Now, the commander in chief could have mentioned any number of ways the Defense Department is improving how military women contribute to the mission. He did not. Reacting to what the president said, Carlson suggested that the misplaced priorities of the Biden administration and the Defense Department leadership made a “mockery” of the military. Carlson observed:
“So, we’ve got new hairstyles, maternity flight suits. Pregnant women are going to fight our wars. It’s a mockery of the U.S. military. While China’s military becomes more masculine, as it’s assembled the world’s largest navy … Again, this is a mockery of the U.S. military and its core mission which is winning wars.”
The U.S. military leadership immediately went on the defense, touting media headlines like: “Military leaders target Tucker Carlson after Fox News host calls pregnant solders a ‘mockery.'” But Carlson said no such thing. Nonetheless, laagering the wagons and suiting up, the Pentagon flack, Public Affairs chief John Kirby, led the charge at a March 11 press conference. Without being asked the question, Kirby felt obligated to defend women in the military, declaring, “What we absolutely won’t do is take personnel advice from a talk show host …” Then all manner of gratuitous outrage emerged in the Twitter-world.
Representative Tammy Duckworth (D-IL), never shy, tweeted: “F*%k Tucker Carlson.” While we’ve come to expect this intellectually challenged invective from the left, the comments from the uniformed military were disturbing.
For example, Master Gunnery Sergeant Stalker, USMC, U.S. Space Command, Command Senior Enlisted Leader, tweeted:
“… I watched a clip that Mr. Carlson produced as he referred to pregnant women in the military, I’ll remind everyone that his opinion which he has a right to is based off of actually zero days of service in the Armed Forces … let’s remember that those opinions were made by an individual who has never served a day in his life.”
This point of view is troubling. Only those who have served in the military can be critical of, or have an opinion different from, the Defense Department? The commander in chief never served “a day in his life” in the military. Leon Shane III, in his article in Military Times, noted that 361 members of the House of Representatives and 83 of 100 senators haven’t either.
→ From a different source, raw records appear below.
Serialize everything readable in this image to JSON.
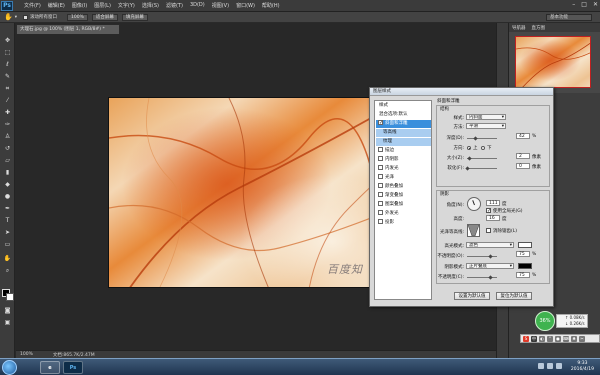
{
  "app": {
    "logo": "Ps",
    "menus": [
      "文件(F)",
      "编辑(E)",
      "图像(I)",
      "图层(L)",
      "文字(Y)",
      "选择(S)",
      "滤镜(T)",
      "3D(D)",
      "视图(V)",
      "窗口(W)",
      "帮助(H)"
    ],
    "window_controls": [
      "minimize-icon",
      "maximize-icon",
      "close-icon"
    ]
  },
  "options_bar": {
    "scroll_all_label": "滚动所有窗口",
    "zoom_value": "100%",
    "fit_screen": "适合屏幕",
    "fill_screen": "填充屏幕",
    "workspace": "基本功能"
  },
  "document": {
    "tab_title": "大理石.jpg @ 100% (图层 1, RGB/8#) *",
    "watermark": "百度知",
    "status_zoom": "100%",
    "status_doc": "文档:865.7K/2.47M"
  },
  "navigator": {
    "tabs": [
      "导航器",
      "直方图"
    ]
  },
  "layer_style": {
    "title": "图层样式",
    "styles_header": "样式",
    "blend_options": "混合选项:默认",
    "items": [
      {
        "label": "斜面和浮雕",
        "checked": true,
        "selected": true
      },
      {
        "label": "等高线",
        "checked": false,
        "sub": true
      },
      {
        "label": "纹理",
        "checked": false,
        "sub": true
      },
      {
        "label": "描边",
        "checked": false
      },
      {
        "label": "内阴影",
        "checked": false
      },
      {
        "label": "内发光",
        "checked": false
      },
      {
        "label": "光泽",
        "checked": false
      },
      {
        "label": "颜色叠加",
        "checked": false
      },
      {
        "label": "渐变叠加",
        "checked": false
      },
      {
        "label": "图案叠加",
        "checked": false
      },
      {
        "label": "外发光",
        "checked": false
      },
      {
        "label": "投影",
        "checked": false
      }
    ],
    "section_title": "斜面和浮雕",
    "structure": {
      "title": "结构",
      "style_label": "样式:",
      "style_value": "内斜面",
      "technique_label": "方法:",
      "technique_value": "平滑",
      "depth_label": "深度(D):",
      "depth_value": "42",
      "direction_label": "方向:",
      "direction_up": "上",
      "direction_down": "下",
      "size_label": "大小(Z):",
      "size_value": "2",
      "soften_label": "软化(F):",
      "soften_value": "0",
      "unit_percent": "%",
      "unit_px": "像素"
    },
    "shading": {
      "title": "阴影",
      "angle_label": "角度(N):",
      "angle_value": "111",
      "angle_unit": "度",
      "global_light_label": "使用全局光(G)",
      "altitude_label": "高度:",
      "altitude_value": "16",
      "altitude_unit": "度",
      "gloss_contour_label": "光泽等高线:",
      "anti_alias_label": "消除锯齿(L)",
      "highlight_mode_label": "高光模式:",
      "highlight_mode_value": "滤色",
      "highlight_color": "#ffffff",
      "highlight_opacity_label": "不透明度(O):",
      "highlight_opacity_value": "75",
      "shadow_mode_label": "阴影模式:",
      "shadow_mode_value": "正片叠底",
      "shadow_color": "#000000",
      "shadow_opacity_label": "不透明度(C):",
      "shadow_opacity_value": "75"
    },
    "buttons": {
      "make_default": "设置为默认值",
      "reset_default": "复位为默认值"
    }
  },
  "system": {
    "float_percent": "36%",
    "net_up": "0.08K/s",
    "net_down": "0.26K/s",
    "clock_time": "9:33",
    "clock_date": "2016/4/19"
  }
}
Gunny Stalker, you do have to listen to them.
In a recent edition of The Federalist, Patrick Swan, a former military public affairs professional, remarked in his article “The U.S. Military Just Became a Political Attack Machine Against Joe Biden’s Opponents,” about Kirby’s comments: “It is unseemly, of course, for a DoD spokesman to so venomously misrepresent what an opinion journalist said and then to question why the journalist dared to say it.”
Swan made an effective and compelling case that military leadership is carrying the Biden administration’s political water.
To the credit of the U.S. Marine Corps, the UK’s Daily Mail.com reported that II Marine Expeditionary Force Information Group offered an apology for tweets “lacking professionalism.” As the Corps said in its mea culpa, “We are human, and we messed up.” The apology came after Senator Ted Cruz (R-TX) criticized the Marines for “launching political attacks to intimidate Tucker Carlson and other civilians who criticize their policy decisions.”
So, while the Defense Department is in a defensive crouch, it’s worth remembering that Biden, during a visit in 2016 to troops in combat, said to the assembled soldiers: “Clap for that, you stupid bastards … Man, you are a dull bunch.”
Joking or not, that sounds more offensive than what Carlson didn’t say — politically speaking, of course.
The views expressed are those of the author and not of any other affiliation.